Introduction
The concept of "big data" has been proposed for many years. From the beginning of mystery to today's rapid development, it has had a huge impact on people's lives. From the long wait of people at bus stops and taxi stands to the quick pick-up of Didi taxis, from the beginning of Taobao shopping, looking for the desired product like a needle in a haystack, to the accurate product recommendation on Taobao homepage today, from the beginning for food, family by family The store’s attempts have now been to choose any hotel you like based on Meituan’s recommendations. It can be said that “big data” has penetrated into all aspects of life and has provided great convenience to people’s lives.
With the advent of the big data wave, the government has issued a series of big data industry development plans and strategic documents to continue to promote the full integration of the big data technology industry and traditional fields, promote the upgrading of my country’s economic structural transformation, and improve the quality of economic development and international development.
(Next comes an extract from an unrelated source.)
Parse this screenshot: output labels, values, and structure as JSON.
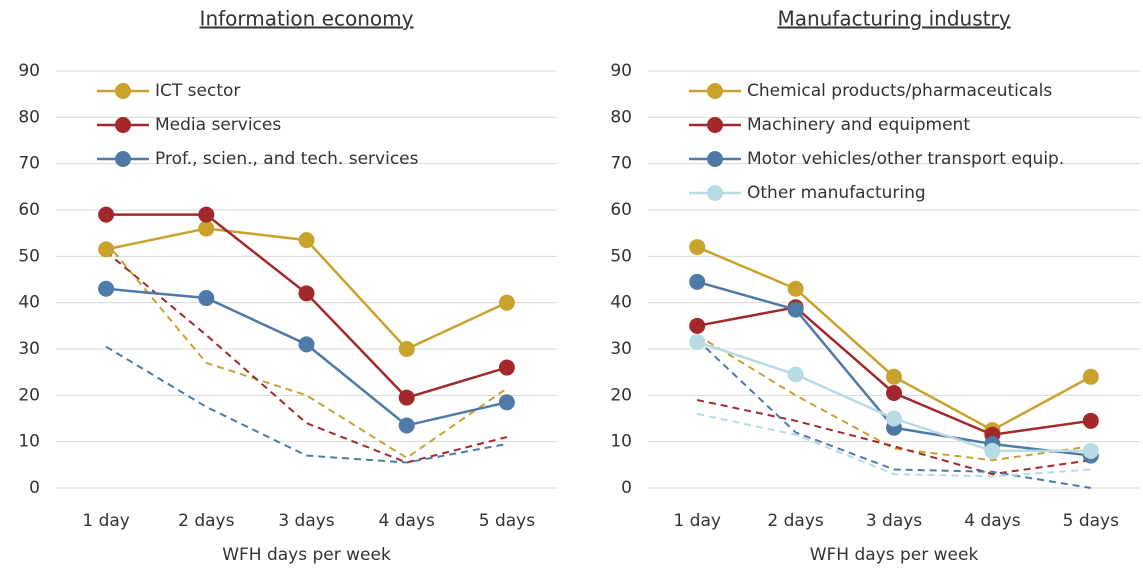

Competitiveness.
With the advent of the information explosion era, the massiveness, high speed, and diversity of information data itself has brought natural application scenarios for data science and big data technology.
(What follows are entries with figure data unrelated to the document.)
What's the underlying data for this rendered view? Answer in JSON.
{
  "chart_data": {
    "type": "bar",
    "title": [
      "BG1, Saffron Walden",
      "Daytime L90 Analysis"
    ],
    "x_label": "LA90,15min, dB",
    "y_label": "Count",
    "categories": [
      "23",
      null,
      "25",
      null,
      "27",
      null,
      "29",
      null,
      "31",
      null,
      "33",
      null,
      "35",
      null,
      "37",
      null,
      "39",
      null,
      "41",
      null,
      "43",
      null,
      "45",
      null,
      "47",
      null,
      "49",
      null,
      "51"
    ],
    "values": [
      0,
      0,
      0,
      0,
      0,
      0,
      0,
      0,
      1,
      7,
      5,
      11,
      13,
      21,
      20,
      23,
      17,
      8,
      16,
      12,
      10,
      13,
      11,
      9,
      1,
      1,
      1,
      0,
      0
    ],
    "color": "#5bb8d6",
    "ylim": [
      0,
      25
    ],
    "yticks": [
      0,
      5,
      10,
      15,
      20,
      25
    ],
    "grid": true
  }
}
The system of big data technology is huge and complex. The basic technology includes data collection, data preprocessing, distributed storage, NoSQL database, data warehouse, machine learning, parallel computing, visualization and other technical categories and different technical aspects. First, a generalized big data processing framework is given, which is mainly divided into the following aspects: data collection and preprocessing, data storage, data cleaning, data query analysis, and data visualization.
Big data refers to a collection of data that cannot be captured, managed, and processed with conventional software tools within a certain time frame. It is a massive amount of data that requires a new processing model to have stronger decision-making power, insight and discovery, and process optimization capabilities. , High growth rate and diversified information assets. 5V characteristics of big data (proposed by IBM): Volume (large), Velocity (high speed), Variety (diversity), Value (low value density), Veracity (authenticity).
Definition of Big Data
"Big data" refers to a collection of data that cannot be captured, managed, and processed with conventional software tools within a certain time frame. Gartner, the research organization of “Big data”, gave this definition: “Big data” requires new processing models to have stronger decision-making power, insight and discovery, and process optimization capabilities to adapt to massive, high growth rates and Diversified information assets.
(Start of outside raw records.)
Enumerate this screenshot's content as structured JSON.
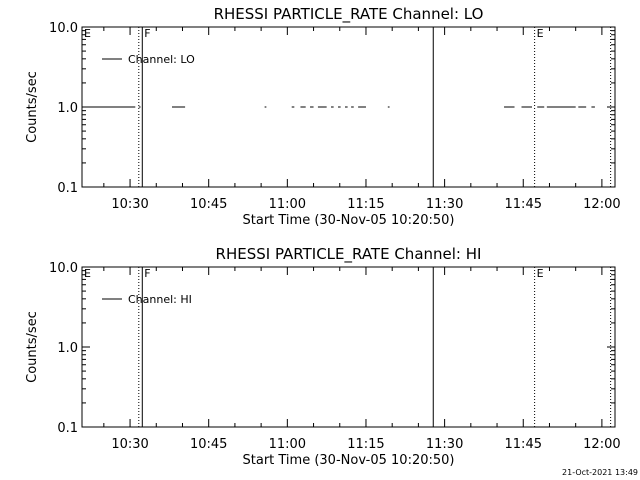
{
  "footer": {
    "timestamp": "21-Oct-2021 13:49"
  },
  "chart_data": [
    {
      "type": "line",
      "title": "RHESSI PARTICLE_RATE Channel: LO",
      "xlabel": "Start Time (30-Nov-05 10:20:50)",
      "ylabel": "Counts/sec",
      "yscale": "log",
      "ylim": [
        0.1,
        10.0
      ],
      "xlim": [
        "10:20:50",
        "12:02:30"
      ],
      "y_ticks": [
        "0.1",
        "1.0",
        "10.0"
      ],
      "x_ticks": [
        "10:30",
        "10:45",
        "11:00",
        "11:15",
        "11:30",
        "11:45",
        "12:00"
      ],
      "grid": false,
      "legend": {
        "position": "top-left",
        "entries": [
          "Channel: LO"
        ]
      },
      "annotations": [
        {
          "label": "E",
          "x": "10:20:50"
        },
        {
          "label": "F",
          "x": "10:32:20"
        },
        {
          "label": "E",
          "x": "11:47:10"
        }
      ],
      "vlines": [
        {
          "x": "10:31:40",
          "style": "dotted"
        },
        {
          "x": "10:32:20",
          "style": "solid"
        },
        {
          "x": "11:27:50",
          "style": "solid"
        },
        {
          "x": "11:47:10",
          "style": "dotted"
        },
        {
          "x": "12:01:40",
          "style": "dotted"
        }
      ],
      "series": [
        {
          "name": "Channel: LO",
          "segments": [
            {
              "x": [
                "10:20:50",
                "10:31:00"
              ],
              "y": 1.0
            },
            {
              "x": [
                "10:31:40",
                "10:32:00"
              ],
              "y": 1.0
            },
            {
              "x": [
                "10:38:00",
                "10:40:30"
              ],
              "y": 1.0
            },
            {
              "x": [
                "10:55:40",
                "10:56:00"
              ],
              "y": 1.0
            },
            {
              "x": [
                "11:00:50",
                "11:01:20"
              ],
              "y": 1.0
            },
            {
              "x": [
                "11:02:30",
                "11:03:30"
              ],
              "y": 1.0
            },
            {
              "x": [
                "11:04:20",
                "11:05:00"
              ],
              "y": 1.0
            },
            {
              "x": [
                "11:05:50",
                "11:07:30"
              ],
              "y": 1.0
            },
            {
              "x": [
                "11:08:20",
                "11:08:50"
              ],
              "y": 1.0
            },
            {
              "x": [
                "11:09:40",
                "11:10:10"
              ],
              "y": 1.0
            },
            {
              "x": [
                "11:11:00",
                "11:11:30"
              ],
              "y": 1.0
            },
            {
              "x": [
                "11:12:10",
                "11:12:40"
              ],
              "y": 1.0
            },
            {
              "x": [
                "11:13:30",
                "11:15:00"
              ],
              "y": 1.0
            },
            {
              "x": [
                "11:19:10",
                "11:19:30"
              ],
              "y": 1.0
            },
            {
              "x": [
                "11:41:20",
                "11:43:20"
              ],
              "y": 1.0
            },
            {
              "x": [
                "11:44:40",
                "11:46:40"
              ],
              "y": 1.0
            },
            {
              "x": [
                "11:47:40",
                "11:49:00"
              ],
              "y": 1.0
            },
            {
              "x": [
                "11:49:30",
                "11:55:00"
              ],
              "y": 1.0
            },
            {
              "x": [
                "11:55:30",
                "11:57:00"
              ],
              "y": 1.0
            },
            {
              "x": [
                "11:58:00",
                "11:58:40"
              ],
              "y": 1.0
            }
          ]
        }
      ]
    },
    {
      "type": "line",
      "title": "RHESSI PARTICLE_RATE Channel: HI",
      "xlabel": "Start Time (30-Nov-05 10:20:50)",
      "ylabel": "Counts/sec",
      "yscale": "log",
      "ylim": [
        0.1,
        10.0
      ],
      "xlim": [
        "10:20:50",
        "12:02:30"
      ],
      "y_ticks": [
        "0.1",
        "1.0",
        "10.0"
      ],
      "x_ticks": [
        "10:30",
        "10:45",
        "11:00",
        "11:15",
        "11:30",
        "11:45",
        "12:00"
      ],
      "grid": false,
      "legend": {
        "position": "top-left",
        "entries": [
          "Channel: HI"
        ]
      },
      "annotations": [
        {
          "label": "E",
          "x": "10:20:50"
        },
        {
          "label": "F",
          "x": "10:32:20"
        },
        {
          "label": "E",
          "x": "11:47:10"
        }
      ],
      "vlines": [
        {
          "x": "10:31:40",
          "style": "dotted"
        },
        {
          "x": "10:32:20",
          "style": "solid"
        },
        {
          "x": "11:27:50",
          "style": "solid"
        },
        {
          "x": "11:47:10",
          "style": "dotted"
        },
        {
          "x": "12:01:40",
          "style": "dotted"
        }
      ],
      "series": [
        {
          "name": "Channel: HI",
          "segments": []
        }
      ]
    }
  ]
}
The strategic significance of big data technology is not to master huge data information, but to professionally process these meaningful data. In other words, if big data is compared to an industry, then the key to profitability of this industry lies in improving the "processing capacity" of data, and realizing the "value-added" of data through "processing".
Big data requires special technology to effectively process a large amount of data within a tolerable elapsed time. Technologies applicable to big data, including massively parallel processing (MPP) databases, data mining, distributed file systems, distributed databases, cloud computing platforms, the Internet, and scalable storage systems.
Characteristics of big data
Speaking of big data, it is estimated that many people have only heard the concept, but there is no standard thing about what it is and how to define it, because in our impression it seems that many companies are called big data companies, and there are hundreds of business forms. Kind.
In the "Big Data Era", four characteristics of big data are mentioned: Volume (large), Variety (diversity), Velocity (high speed), Value (value), generally we call it 4V.
Volume
The characteristics of big data are first reflected in "big". From the pre-Map3 era, a small MB-level Map3 can meet the needs of many people. However, with the passage of time, the storage unit has changed from GB to TB in the past, and even The current PB, EB level. With the rapid development of information technology, data began to increase exponentially
long. Social networks (Weibo, Twitter, Facebook), mobile networks, various smart tools, service tools, etc., have all become sources of data. Taobao's nearly 400 million members generate about 20TB of commodity transaction data every day; about 1 billion Facebook users generate more than 300TB of log data every day. There is an urgent need for intelligent algorithms, powerful data processing platforms and new data processing technologies to count, analyze, predict and process such large-scale data in real time.
Variety (various)
A wide range of data sources determines the diversity of big data forms. Any form of data can have an effect. At present, the most widely used recommendation systems, such as Taobao, NetEase Cloud Music, Toutiao, etc., will analyze the user's log data to further recommend the things users like. Log data is data with obvious structure, and some data is not structured obviously, such as pictures, audio, video, etc. These data have weak causality, so they need to be manually labeled.